I hadn’t recalled anyone singling out Jaws’ defection as a key issue. If anything, I’d expect them to go after the goofy romance with Dolly. It makes sense to me that Jaws could be swayed to Bond’s side, and here the Dolly angle helps as he’d be as concerned for her, or more so, than himself. That said, I would agree that Jaws is more fun as a villain than a hero, and the bits that follow his “rehabilitation” – like the thumbs up through the window when he helps free the shuttle for departure, or the bit where he and Dolly sit down to share a glass of bubbly – pretty much completely neuter a once imposing figure. (I guess it’s funny when he says, “Well, here’s to us,” but my first – and continuing – thought was “Wait, isn’t he mute?” There is a certain power to the “mute giant” routine that’s torpedoed if we think, “Oh, I guess he’s not mute; he just never felt like talking until now.”)
This was my takeaway as well. Growing up, I had to listen to constant refrains of “We need Connery back,” and when I finally saw Connery in his then-current state – fat and bald – I could only think, “Seriously? That guy?” I grew to adore Big Tam, but his fans stacked the deck against him for sure.
Incidentally these were some of the same “experts” who fell all over themselves praising NSNA for one reason and one reason only: Connery was back. They lauded the film as the best since FRWL because they were so cow-eyed over their man-crush returning, and it was only later that many of them looked back more objectively and decided maybe it wasn’t such a masterpiece after all. The “Battle of the Bonds” pretty much confirmed that all Bond fan reviews and commentary are necessarily colored by biases and preferences and that fans by definition are incapable of true objectivity.
Those hardcore Connery fans had a hard time after TSWLM - and must have realised with MOONRAKER that the ‘new’ guy was likely going to stay.
I think part of it was the realization that Roger’s success meant he was sticking around, but equally it seemed you could draw a fairly straight line through the series that showed it constantly getting bigger and wilder, more outlandish and comical. Things only seemed to be heading in one possible direction, and that was threatening to old-timers. “Spy” took things about as far as anyone was willing to go into OTT territory, and MR was a bridge too far. However, that only explains why fans would so hate the movie in 1979. Immediately afterwards, FYEO brought a reduction in scale and budget, a return to a more earthbound plot and even a couple of callbacks to OHMSS. And over the ensuing decades, we’ve seen that the series can go in all sorts of different directions; it’s not locked into the MR mold of “ever bigger, ever crazier.” Which is to say, MR no longer represents a milepost on the inescapable highway to Hell, but rather a temporary, interesting side-trip on a longer and more varied journey. It should be possible to enjoy it now for its better qualities without the fear and loathing that comes from thinking it’s some kind of irreversible shark-jump.
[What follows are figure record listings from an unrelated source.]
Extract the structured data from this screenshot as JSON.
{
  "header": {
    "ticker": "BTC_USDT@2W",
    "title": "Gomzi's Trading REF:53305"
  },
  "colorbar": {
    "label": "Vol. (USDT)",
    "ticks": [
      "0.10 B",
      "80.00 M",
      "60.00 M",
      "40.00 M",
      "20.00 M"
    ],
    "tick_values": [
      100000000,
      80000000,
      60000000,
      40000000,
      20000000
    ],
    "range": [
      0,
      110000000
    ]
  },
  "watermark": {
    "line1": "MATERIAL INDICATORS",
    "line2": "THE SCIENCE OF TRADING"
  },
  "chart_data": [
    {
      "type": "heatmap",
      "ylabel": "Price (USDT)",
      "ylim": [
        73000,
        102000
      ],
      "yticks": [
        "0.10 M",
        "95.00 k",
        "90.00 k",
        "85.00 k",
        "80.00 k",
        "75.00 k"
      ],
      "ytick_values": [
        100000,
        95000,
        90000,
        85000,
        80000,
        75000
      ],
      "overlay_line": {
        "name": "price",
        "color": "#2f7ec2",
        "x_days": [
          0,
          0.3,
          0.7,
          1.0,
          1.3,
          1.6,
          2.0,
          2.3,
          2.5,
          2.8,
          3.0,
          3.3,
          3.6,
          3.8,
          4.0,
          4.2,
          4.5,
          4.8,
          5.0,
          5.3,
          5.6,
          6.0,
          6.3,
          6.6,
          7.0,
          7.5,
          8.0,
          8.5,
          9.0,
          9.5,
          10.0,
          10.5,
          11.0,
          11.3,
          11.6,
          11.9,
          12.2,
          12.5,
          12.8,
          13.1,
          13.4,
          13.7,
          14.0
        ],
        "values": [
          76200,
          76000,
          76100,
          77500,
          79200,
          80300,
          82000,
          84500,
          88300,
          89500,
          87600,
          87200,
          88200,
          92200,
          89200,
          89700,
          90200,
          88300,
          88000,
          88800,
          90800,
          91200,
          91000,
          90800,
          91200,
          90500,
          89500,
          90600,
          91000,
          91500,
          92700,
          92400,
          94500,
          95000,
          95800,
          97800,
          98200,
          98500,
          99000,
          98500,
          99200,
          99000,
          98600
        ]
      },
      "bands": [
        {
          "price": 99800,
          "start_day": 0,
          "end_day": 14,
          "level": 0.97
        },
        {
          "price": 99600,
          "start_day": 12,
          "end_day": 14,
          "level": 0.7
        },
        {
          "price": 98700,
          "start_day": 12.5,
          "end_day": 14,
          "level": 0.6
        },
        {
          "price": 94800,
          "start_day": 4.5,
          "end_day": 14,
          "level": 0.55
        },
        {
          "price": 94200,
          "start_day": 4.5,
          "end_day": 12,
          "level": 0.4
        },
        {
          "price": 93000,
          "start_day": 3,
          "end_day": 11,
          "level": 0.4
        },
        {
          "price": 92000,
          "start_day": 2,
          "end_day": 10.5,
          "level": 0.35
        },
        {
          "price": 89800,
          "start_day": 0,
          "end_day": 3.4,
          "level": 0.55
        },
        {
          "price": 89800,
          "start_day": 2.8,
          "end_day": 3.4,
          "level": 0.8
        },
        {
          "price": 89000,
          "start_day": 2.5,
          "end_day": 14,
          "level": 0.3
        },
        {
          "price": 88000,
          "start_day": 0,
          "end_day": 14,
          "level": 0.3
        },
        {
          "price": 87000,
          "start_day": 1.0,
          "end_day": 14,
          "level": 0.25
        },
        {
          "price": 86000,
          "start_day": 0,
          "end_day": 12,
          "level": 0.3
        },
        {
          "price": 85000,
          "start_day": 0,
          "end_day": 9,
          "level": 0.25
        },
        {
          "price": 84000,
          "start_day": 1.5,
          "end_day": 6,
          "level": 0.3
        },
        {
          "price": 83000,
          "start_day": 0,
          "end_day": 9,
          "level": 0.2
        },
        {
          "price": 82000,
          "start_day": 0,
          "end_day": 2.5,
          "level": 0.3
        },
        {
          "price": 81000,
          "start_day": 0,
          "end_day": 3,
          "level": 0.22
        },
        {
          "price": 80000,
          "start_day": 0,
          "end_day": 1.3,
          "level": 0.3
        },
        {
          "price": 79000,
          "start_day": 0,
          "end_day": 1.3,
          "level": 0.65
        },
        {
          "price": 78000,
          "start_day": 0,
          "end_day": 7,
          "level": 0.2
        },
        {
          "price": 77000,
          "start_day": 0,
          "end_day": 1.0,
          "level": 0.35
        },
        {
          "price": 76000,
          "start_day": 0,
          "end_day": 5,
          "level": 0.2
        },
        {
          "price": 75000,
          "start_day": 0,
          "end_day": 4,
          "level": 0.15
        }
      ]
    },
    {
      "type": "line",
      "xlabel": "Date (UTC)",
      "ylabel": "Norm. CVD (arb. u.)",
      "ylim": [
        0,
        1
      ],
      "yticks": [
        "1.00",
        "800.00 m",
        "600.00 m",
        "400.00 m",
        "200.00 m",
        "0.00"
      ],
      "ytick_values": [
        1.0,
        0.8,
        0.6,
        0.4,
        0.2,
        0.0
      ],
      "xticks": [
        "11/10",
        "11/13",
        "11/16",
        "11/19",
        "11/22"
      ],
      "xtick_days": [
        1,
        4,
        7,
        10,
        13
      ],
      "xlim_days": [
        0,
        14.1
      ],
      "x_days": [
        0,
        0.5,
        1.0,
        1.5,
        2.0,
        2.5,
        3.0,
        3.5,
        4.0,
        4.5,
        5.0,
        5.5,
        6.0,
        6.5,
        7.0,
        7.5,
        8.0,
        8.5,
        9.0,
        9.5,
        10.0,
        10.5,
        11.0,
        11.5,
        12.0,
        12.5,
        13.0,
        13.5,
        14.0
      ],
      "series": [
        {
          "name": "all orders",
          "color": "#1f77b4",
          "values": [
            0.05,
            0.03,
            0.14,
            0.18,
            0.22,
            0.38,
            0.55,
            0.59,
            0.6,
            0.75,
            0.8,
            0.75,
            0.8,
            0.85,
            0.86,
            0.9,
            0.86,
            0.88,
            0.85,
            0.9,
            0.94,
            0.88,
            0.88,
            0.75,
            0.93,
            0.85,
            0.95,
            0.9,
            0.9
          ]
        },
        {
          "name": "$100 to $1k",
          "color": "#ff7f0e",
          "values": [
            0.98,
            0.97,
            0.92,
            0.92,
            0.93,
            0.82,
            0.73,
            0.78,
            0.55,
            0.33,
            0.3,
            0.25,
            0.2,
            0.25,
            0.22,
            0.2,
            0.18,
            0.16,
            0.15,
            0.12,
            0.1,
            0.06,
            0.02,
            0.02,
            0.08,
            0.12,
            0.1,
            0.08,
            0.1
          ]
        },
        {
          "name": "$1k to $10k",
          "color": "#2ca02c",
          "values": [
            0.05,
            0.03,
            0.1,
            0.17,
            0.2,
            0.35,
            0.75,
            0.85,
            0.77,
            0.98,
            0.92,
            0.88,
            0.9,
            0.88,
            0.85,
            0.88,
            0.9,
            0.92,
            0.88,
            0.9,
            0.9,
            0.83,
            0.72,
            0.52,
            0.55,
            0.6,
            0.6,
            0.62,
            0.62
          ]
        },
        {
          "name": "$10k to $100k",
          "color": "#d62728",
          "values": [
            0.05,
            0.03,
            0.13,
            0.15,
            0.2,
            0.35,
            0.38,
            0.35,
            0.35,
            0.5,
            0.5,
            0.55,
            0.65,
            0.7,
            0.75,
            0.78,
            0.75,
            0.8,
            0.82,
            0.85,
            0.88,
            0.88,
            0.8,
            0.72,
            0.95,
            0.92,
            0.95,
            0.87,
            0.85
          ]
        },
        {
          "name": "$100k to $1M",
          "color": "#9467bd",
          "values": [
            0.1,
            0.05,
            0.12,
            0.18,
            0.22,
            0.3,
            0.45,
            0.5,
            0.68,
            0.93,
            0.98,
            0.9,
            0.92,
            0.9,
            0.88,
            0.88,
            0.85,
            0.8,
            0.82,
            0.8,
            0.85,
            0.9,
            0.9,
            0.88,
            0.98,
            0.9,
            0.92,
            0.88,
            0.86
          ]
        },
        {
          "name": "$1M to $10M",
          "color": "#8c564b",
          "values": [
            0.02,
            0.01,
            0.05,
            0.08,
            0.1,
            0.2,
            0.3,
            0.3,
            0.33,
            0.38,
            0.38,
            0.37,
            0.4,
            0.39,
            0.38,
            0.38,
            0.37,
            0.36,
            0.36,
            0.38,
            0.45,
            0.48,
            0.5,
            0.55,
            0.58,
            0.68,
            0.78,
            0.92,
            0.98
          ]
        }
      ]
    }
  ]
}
I think what bothers me more than the criticisms though (everyone’s entitled to an opinion) is the tendency of many to fall lock-step into the “prevailing wisdom” about the film. I feel like too many detractors can’t actually express what exactly makes it worse for them than any other Bond; their “analysis” goes no further than “Oh, everyone knows it’s the worst one.” MR hate seems powered by a sort of groupthink and the fear of not fitting in. Similarly, I’m okay with people not liking OP, but not if the only reason they can offer is “Bond dresses like a clown,” which always makes me wonder if they’ve seen the film at all, or merely a publicity photo.
I think I’ve seen that interview, which was contemporary to the film. Which means at the time he would have been promoting “Meteor,” arguably the schlockiest, most poorly produced and scientifically inaccurate SF film since “Plan 9 From Outer Space.” Pot, meet kettle.